In her book, Simply Tuesday, Emily P Freeman asks the question “How can I sit down on the inside?”. And even the first time I read it, I skimmed over it, totally missing the question. And yet again, in an email with questions challenging me about the first chapters of the book, the question lingers “What does it mean for me to sit down on the inside?” And again, I breezed through my email, thinking about all the things I needed to tackle after I was done reading the email.
Then I went outside to eat lunch and I forgot my phone inside…and I thought “well this is sitting down, no distractions, no one around…and I’m sitting still, quietly”. But my insides weren’t sitting at all. I was still running through the things I needed to get done before the kids got home, beating myself up that I hadn’t had enough water, wondering why my mind seemed so foggy, then off to hoping I’d get an email back from a soccer coach with whom I needed to reschedule a game. My outside had sat down, but my inside was still running around like a chicken with it’s head cut off, chasing all of the things swimming through my mind like a raging river.

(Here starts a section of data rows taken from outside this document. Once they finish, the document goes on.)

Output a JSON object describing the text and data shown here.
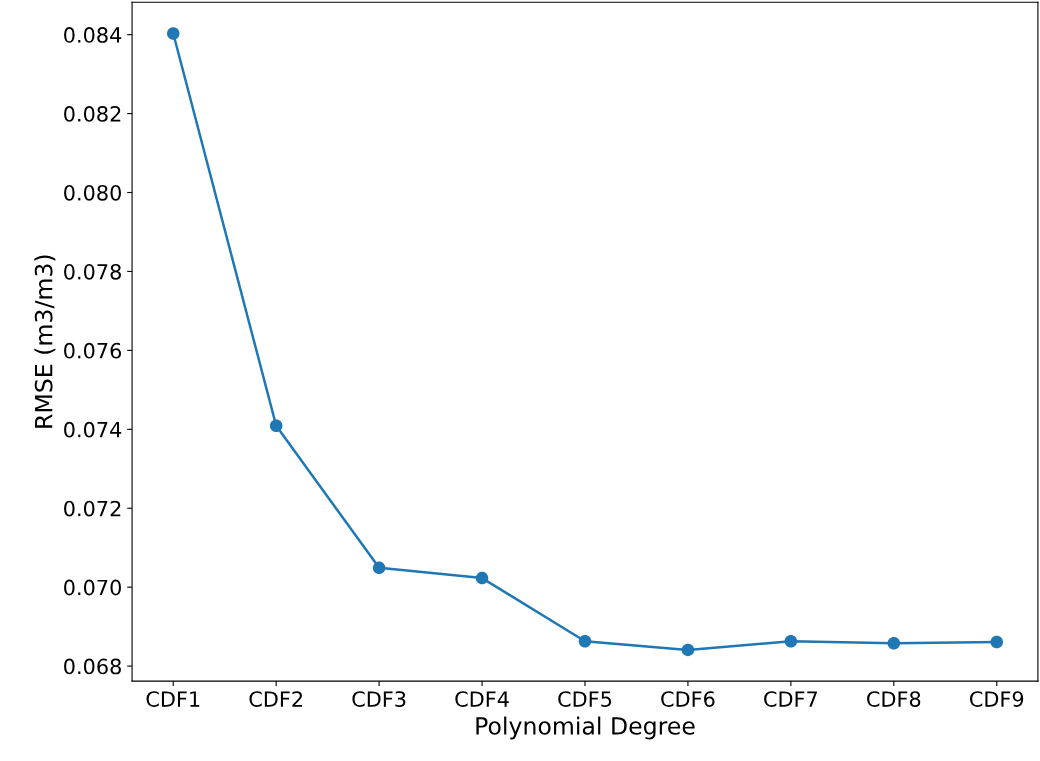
{
  "chart_data": {
    "type": "line",
    "xlabel": "Polynomial Degree",
    "ylabel": "RMSE (m3/m3)",
    "categories": [
      "CDF1",
      "CDF2",
      "CDF3",
      "CDF4",
      "CDF5",
      "CDF6",
      "CDF7",
      "CDF8",
      "CDF9"
    ],
    "series": [
      {
        "color": "#1f77b4",
        "values": [
          0.08403,
          0.07409,
          0.07049,
          0.07023,
          0.06863,
          0.06841,
          0.06863,
          0.06858,
          0.06861
        ]
      }
    ],
    "marker": "circle",
    "line_style": "solid",
    "grid": false,
    "legend": false,
    "ylim": [
      0.06762,
      0.08482
    ],
    "yticks": [
      {
        "value": 0.068,
        "label": "0.068"
      },
      {
        "value": 0.07,
        "label": "0.070"
      },
      {
        "value": 0.072,
        "label": "0.072"
      },
      {
        "value": 0.074,
        "label": "0.074"
      },
      {
        "value": 0.076,
        "label": "0.076"
      },
      {
        "value": 0.078,
        "label": "0.078"
      },
      {
        "value": 0.08,
        "label": "0.080"
      },
      {
        "value": 0.082,
        "label": "0.082"
      },
      {
        "value": 0.084,
        "label": "0.084"
      }
    ]
  }
}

As soon as I realized it, realized that my inside hadn’t sat down at all, I started defending myself…to myself. “Well, if I don’t do these things, they will never get done” or “If I sit down on the inside, what will I have to show for it? What will I have accomplished?” …and that’s when my precious friend, Pride, snuggled in next to me on the bench, nudging me off just as I was about to sit down…

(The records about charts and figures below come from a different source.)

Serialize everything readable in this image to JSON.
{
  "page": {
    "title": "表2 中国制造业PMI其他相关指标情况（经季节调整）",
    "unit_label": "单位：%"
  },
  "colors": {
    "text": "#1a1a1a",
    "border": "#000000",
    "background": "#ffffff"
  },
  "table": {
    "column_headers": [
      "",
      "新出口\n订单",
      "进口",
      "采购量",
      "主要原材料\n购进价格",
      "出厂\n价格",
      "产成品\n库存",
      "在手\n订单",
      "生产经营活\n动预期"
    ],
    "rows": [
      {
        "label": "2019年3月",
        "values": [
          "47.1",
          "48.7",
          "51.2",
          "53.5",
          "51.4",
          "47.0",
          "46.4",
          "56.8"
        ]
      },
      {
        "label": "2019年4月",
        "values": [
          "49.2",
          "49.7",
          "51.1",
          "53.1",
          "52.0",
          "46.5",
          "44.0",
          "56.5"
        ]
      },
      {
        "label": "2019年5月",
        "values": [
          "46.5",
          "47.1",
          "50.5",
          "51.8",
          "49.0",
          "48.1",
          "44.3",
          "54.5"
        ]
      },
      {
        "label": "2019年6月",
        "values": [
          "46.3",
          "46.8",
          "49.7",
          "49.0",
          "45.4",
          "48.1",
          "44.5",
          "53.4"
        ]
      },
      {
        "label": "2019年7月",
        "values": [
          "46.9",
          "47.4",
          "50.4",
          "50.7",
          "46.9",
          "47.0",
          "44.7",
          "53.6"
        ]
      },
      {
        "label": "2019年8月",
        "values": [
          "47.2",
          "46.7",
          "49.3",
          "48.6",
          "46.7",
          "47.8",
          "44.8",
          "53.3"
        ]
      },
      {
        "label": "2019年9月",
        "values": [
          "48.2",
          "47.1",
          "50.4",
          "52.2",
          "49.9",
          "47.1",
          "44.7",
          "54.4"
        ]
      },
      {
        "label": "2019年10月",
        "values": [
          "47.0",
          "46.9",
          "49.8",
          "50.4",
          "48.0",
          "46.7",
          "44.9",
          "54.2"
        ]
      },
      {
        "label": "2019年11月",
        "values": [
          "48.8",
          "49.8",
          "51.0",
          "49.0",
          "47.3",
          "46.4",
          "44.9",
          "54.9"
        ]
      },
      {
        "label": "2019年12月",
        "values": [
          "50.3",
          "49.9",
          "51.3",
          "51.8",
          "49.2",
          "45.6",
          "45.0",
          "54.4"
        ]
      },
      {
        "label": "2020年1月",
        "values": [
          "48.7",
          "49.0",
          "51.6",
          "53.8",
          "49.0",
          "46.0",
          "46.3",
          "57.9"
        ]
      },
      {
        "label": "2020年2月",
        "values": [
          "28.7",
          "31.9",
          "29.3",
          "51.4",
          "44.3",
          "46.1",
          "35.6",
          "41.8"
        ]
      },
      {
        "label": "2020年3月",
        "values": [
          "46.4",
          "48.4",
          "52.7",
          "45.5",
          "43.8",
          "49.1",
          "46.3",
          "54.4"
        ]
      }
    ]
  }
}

“You can’t just SIT there! …and do what? Nothing??”
“What a waste of this time God has given you. You really should be a better steward of your time you know. Do you know how many people would love to be at home like you? You really shouldn’t be a time glutton and just sit there.”
“You still have dinner to plan, laundry to do and bathrooms to clean.”
“Or if not chores, then you should be reaching out to someone, letting them know you care. Reminding them that Jesus cares about them. THAT’S what you should be doing with this time.”
“Now, come on, let’s go, you can’t just love Jesus, you’ve got to make sure you SHOW people you love Jesus…and that doesn’t happen just by sitting here!”
I wanted to elbow her in the ribs, pull her ponytail and tell her to leave me alone…but everything she said was “right” and I pulled up my big girl pants and went about my day doing all the things I knew I had to do, but the question lingered “what does it look like for ME to sit down on the inside?”
I’m not really sure yet. But I’m asking God to show me. And what I’m learning so far is that sitting down the inside is leaning into my Jesus. Looking for ways to make it all simpler, less complicated. Stop striving, start enjoying. Enjoying the still, seeming unproductive moments, days, weeks when I have spent sweet time with Him, with my people and with my friends…and I have nothing physical to show for it.
Is that all it means? Nope, there’s still more. But I only get to discover them as I practice sitting down on the inside…and pushing Pride off the edge of my bench.